Localização dos nós de acesso identificados para todos os modos programados, incluindo informações sobre a acessibilidade dos nós de acesso e das vias no interior de um nó de ligação (tais como a existência de ascensores, escadas rolantes)

Toda a rede de transportes da UE

31 de dezembro de 2026

».

ANEXO IV

Lista de serviços STI

Serviços

Cobertura geográfica

Data

Serviço de informações mínimas universais sobre o tráfego relacionadas com a segurança rodoviária (SRTI) [conforme referido no Regulamento Delegado (UE) n.º 886/2013 da Comissão]
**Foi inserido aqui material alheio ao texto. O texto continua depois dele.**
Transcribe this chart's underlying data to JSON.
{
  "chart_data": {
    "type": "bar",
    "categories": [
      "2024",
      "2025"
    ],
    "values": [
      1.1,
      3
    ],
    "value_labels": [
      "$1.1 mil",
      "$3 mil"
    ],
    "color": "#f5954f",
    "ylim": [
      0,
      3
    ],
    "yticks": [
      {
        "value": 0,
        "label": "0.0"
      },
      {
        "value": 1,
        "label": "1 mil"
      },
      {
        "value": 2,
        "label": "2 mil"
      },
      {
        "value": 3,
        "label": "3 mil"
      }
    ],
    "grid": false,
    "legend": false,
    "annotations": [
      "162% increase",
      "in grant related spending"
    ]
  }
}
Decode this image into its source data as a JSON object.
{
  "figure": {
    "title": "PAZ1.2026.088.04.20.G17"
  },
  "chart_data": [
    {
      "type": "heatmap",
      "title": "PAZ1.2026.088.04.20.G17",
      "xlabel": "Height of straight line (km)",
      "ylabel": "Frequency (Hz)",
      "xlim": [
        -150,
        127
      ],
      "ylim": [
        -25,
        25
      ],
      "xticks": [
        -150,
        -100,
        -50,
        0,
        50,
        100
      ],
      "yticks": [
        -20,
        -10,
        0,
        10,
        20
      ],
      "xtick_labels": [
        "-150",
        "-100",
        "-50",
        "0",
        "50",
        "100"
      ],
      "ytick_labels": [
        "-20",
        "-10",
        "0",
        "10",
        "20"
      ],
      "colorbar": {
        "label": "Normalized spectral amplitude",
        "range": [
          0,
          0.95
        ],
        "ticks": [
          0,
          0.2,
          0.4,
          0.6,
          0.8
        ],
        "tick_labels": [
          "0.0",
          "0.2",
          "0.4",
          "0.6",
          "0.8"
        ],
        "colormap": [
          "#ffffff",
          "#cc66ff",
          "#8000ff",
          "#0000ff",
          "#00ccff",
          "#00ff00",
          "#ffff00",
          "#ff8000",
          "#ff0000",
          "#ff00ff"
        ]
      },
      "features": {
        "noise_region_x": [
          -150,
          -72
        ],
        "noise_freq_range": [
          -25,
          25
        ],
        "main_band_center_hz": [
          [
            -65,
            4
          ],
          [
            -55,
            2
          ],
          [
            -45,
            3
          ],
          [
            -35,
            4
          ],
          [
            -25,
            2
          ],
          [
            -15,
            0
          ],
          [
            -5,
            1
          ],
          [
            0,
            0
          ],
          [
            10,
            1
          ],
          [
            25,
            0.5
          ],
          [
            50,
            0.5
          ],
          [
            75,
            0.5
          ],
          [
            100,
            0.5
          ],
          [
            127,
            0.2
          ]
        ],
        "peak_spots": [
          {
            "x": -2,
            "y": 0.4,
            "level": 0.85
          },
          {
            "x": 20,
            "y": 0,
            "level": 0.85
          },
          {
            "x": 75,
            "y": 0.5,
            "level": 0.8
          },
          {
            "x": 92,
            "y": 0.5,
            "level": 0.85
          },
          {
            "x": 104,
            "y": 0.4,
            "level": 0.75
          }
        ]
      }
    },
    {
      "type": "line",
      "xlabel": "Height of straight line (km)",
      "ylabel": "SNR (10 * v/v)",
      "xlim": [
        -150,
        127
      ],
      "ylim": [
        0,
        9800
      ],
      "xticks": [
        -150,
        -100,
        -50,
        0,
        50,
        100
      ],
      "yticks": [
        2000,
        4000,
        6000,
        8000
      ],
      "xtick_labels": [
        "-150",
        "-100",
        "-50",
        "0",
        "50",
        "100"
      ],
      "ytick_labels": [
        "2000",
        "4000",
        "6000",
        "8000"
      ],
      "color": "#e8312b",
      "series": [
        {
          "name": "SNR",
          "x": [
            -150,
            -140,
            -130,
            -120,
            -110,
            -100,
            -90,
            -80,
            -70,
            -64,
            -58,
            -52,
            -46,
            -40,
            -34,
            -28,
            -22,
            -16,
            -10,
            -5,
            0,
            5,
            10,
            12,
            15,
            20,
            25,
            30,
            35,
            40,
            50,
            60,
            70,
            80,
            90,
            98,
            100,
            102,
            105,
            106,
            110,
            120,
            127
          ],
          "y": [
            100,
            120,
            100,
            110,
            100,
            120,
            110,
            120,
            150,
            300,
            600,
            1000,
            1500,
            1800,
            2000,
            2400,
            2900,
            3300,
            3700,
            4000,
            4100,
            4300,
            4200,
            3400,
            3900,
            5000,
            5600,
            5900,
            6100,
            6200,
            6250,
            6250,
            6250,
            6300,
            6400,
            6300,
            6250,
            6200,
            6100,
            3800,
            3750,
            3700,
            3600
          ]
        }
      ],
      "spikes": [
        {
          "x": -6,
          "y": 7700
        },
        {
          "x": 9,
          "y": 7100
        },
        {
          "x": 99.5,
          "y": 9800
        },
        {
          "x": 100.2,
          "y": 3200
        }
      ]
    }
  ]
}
Rede transeuropeia de estradas, outras autoestradas não incluídas nessa rede e estradas principais

31 de dezembro de 2026

».

(1)    Como o Regulamento (UE) 2020/1056 do Parlamento Europeu e do Conselho, de 15 de julho de 2020, relativo às informações eletrónicas sobre o transporte de mercadorias (JO L 249 de 31.7.2020, p. 33), e os trabalhos realizados pelo Fórum Digital dos Transportes e da Logística (DTLF).
(2)    Como o Regulamento (UE) 2020/1056.
(3)    Regulamento (UE) 2018/858 do Parlamento Europeu e do Conselho, de 30 de maio de 2018, relativo à homologação e à fiscalização do mercado dos veículos a motor e seus reboques e dos sistemas, componentes e unidades técnicas destinados a esses veículos, que altera os Regulamentos (CE) n.º 715/2007 e (CE) n.º 595/2009, e revoga a Diretiva 2007/46/CE (JO L 151 de 14.6.2018, p. 1).
(4)    Regulamento (UE) n.º 167/2013 do Parlamento Europeu e do Conselho, de 5 de fevereiro de 2013, relativo à homologação e fiscalização do mercado de tratores agrícolas e florestais (JO L 60 de 2.3.2013, p. 1).
(5)    Regulamento (UE) n.º 168/2013 do Parlamento Europeu e do Conselho, de 15 de janeiro de 2013, relativo à homologação e fiscalização do mercado dos veículos de duas ou três rodas e dos quadriciclos (JO L 60 de 2.3.2013, p. 52).
(6)    Regulamento Delegado (UE) 2015/962 da Comissão, de 18 de dezembro de 2014, que complementa a Diretiva 2010/40/UE do Parlamento Europeu e do Conselho no respeitante à prestação de serviços de informação de tráfego em tempo real à escala da UE (JO L 157 de 23.6.2015, p. 21).
(7)    Regulamento Delegado (UE) n.º 885/2013 da Comissão, de 15 de maio de 2013, que complementa a Diretiva 2010/40/UE do Parlamento Europeu e do Conselho relativa aos STI no respeitante à prestação de serviços de informações sobre lugares de estacionamento seguros e vigiados para camiões e para veículos comerciais (JO L 247 de 18.9.2013, p. 1).
(8)    Regulamento Delegado (UE) n.º 886/2013 da Comissão, de 15 de maio de 2013, que complementa a Diretiva 2010/40/UE do Parlamento Europeu e do Conselho no respeitante aos dados e procedimentos para a prestação, se possível, de informações mínimas universais sobre o tráfego relacionadas com a segurança rodoviária, gratuitas para os utilizadores (JO L 247 de 18.9.2013, p. 6).
(9)    Regulamento Delegado (EU) 2017/1926 da Comissão, de 31 de maio de 2017, que complementa a Diretiva 2010/40/UE do Parlamento Europeu e do Conselho no que diz respeito à prestação de serviços de informação de viagens multimodais à escala da UE (JO L 272 de 21.10.2017, p. 1).